Simultaneous thrombolysis and extracorporeal membrane oxygenation for acute massive pulmonary emboli

2020 
Abstract Background Extracorporeal membrane oxygenation (ECMO) has been used in patients with circulatory collapse or extremely unstable hemodynamics caused by acute massive pulmonary embolism (PE). The effectiveness of simultaneous thrombolytic therapy has been rarely investigated in these patients after being stabilized with ECMO. Methods From January 2008 to December 2018, consecutive patients with acute massive PE requiring ECMO supported in a tertiary medical center were included for retrospective analysis. Results Thirteen patients with PE underwent ECMO implantation and received subsequent thrombolytic therapy as a definite treatment for PE. All patients survived their ECMO courses to a successful de-cannulation, with a mean ECMO support duration of 6.23±4.69 days. Eleven (84.62%) of these patients survived to hospital discharge. All of these survivors were alive during the follow-up, although two (18.2%) of them had permanent dysfunctional neurological complications.
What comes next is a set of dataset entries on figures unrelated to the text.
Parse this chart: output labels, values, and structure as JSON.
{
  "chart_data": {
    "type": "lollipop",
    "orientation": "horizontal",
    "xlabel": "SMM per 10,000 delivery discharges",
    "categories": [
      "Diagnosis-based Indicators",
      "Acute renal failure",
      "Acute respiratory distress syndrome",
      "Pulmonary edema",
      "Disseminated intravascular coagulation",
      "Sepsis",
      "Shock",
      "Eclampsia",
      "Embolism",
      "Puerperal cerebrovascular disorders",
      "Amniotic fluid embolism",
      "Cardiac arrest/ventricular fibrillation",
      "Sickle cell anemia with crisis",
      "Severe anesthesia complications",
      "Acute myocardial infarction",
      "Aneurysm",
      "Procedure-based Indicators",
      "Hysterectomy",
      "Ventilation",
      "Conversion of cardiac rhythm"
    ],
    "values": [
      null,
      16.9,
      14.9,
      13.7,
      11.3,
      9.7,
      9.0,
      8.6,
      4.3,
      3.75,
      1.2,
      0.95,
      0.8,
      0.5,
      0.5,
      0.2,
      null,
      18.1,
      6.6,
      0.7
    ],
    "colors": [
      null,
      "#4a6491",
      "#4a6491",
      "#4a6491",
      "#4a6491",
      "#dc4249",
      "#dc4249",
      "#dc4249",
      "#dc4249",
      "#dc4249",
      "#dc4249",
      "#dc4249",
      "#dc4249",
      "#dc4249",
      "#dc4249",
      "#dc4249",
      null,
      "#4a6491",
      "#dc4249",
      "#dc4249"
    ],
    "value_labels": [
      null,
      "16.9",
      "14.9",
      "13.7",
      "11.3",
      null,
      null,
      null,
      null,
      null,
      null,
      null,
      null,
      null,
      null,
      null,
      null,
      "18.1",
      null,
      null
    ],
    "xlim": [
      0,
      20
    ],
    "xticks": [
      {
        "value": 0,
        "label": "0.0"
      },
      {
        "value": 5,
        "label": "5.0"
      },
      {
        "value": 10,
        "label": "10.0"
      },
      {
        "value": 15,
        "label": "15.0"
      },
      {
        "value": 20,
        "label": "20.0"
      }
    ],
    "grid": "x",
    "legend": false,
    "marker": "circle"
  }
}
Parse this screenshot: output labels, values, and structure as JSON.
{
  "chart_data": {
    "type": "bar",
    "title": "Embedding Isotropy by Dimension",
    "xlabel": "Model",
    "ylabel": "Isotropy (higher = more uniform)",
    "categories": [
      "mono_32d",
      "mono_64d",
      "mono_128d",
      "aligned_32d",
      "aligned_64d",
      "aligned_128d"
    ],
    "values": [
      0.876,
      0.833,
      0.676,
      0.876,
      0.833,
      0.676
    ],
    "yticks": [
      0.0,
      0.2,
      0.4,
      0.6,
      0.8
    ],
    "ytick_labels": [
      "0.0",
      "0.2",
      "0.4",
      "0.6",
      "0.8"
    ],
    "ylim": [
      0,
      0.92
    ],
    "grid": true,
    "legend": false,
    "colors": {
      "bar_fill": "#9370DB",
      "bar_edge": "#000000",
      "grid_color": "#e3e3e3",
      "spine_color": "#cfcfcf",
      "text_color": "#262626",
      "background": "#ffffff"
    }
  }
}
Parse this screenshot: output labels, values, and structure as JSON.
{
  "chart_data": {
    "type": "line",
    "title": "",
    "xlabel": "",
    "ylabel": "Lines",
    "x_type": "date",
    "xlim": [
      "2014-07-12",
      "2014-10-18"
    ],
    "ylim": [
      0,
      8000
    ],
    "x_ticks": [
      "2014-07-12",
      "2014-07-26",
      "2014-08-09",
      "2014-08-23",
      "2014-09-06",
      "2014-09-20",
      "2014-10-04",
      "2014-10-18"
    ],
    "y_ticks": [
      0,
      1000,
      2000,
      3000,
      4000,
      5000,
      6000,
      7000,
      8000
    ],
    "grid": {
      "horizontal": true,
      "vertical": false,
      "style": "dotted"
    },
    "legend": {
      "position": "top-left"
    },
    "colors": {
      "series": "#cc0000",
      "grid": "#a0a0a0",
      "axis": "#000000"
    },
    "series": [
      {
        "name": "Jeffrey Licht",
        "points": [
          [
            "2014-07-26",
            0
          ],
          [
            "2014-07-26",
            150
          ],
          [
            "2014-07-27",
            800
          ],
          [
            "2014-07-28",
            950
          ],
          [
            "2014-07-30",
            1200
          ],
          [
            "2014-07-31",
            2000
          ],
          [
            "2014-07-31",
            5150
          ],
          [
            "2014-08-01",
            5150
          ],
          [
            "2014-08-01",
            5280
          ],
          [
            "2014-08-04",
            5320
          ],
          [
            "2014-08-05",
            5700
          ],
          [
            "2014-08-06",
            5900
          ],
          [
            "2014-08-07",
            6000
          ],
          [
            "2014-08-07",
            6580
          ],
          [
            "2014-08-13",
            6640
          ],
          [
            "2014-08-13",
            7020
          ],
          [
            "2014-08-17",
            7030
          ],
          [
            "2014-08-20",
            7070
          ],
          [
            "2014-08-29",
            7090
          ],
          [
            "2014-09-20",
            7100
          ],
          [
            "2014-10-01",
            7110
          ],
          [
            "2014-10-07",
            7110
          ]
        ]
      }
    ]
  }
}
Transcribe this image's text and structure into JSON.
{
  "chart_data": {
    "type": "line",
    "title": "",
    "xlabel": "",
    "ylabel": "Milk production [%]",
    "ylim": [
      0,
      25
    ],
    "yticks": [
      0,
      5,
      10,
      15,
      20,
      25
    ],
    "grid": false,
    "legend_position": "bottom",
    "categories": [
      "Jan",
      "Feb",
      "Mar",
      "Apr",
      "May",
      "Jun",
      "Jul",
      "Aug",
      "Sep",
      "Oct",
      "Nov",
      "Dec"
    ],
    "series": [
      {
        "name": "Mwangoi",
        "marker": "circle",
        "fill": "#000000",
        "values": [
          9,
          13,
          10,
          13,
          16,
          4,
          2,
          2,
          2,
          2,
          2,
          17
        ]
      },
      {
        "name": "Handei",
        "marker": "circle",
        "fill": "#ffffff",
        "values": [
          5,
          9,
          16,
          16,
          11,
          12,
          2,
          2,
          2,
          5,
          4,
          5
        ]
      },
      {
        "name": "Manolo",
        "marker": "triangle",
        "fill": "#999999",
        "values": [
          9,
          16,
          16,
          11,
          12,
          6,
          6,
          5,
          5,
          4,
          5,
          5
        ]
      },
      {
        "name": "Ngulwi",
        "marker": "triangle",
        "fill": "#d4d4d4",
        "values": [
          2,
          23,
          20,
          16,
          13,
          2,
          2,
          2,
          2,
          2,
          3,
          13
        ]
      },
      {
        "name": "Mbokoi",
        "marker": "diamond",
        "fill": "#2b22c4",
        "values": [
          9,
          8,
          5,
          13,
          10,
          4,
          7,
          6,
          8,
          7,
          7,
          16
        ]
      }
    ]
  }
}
Major bleeding complications occurred in four patients (30.77%), while none of them had intracranial hemorrhage. Systemic thrombolysis showed comparable outcomes of catheter-directed thrombolysis in our patients who underwent ECMO. Conclusions Thrombolysis-based therapeutic strategy under ECMO could be a relatively safe and effective definitive treatment for patients with acute massive PE, even for those who were resuscitated. Bleeding complications remain a major concern and should be monitored and managed immediately.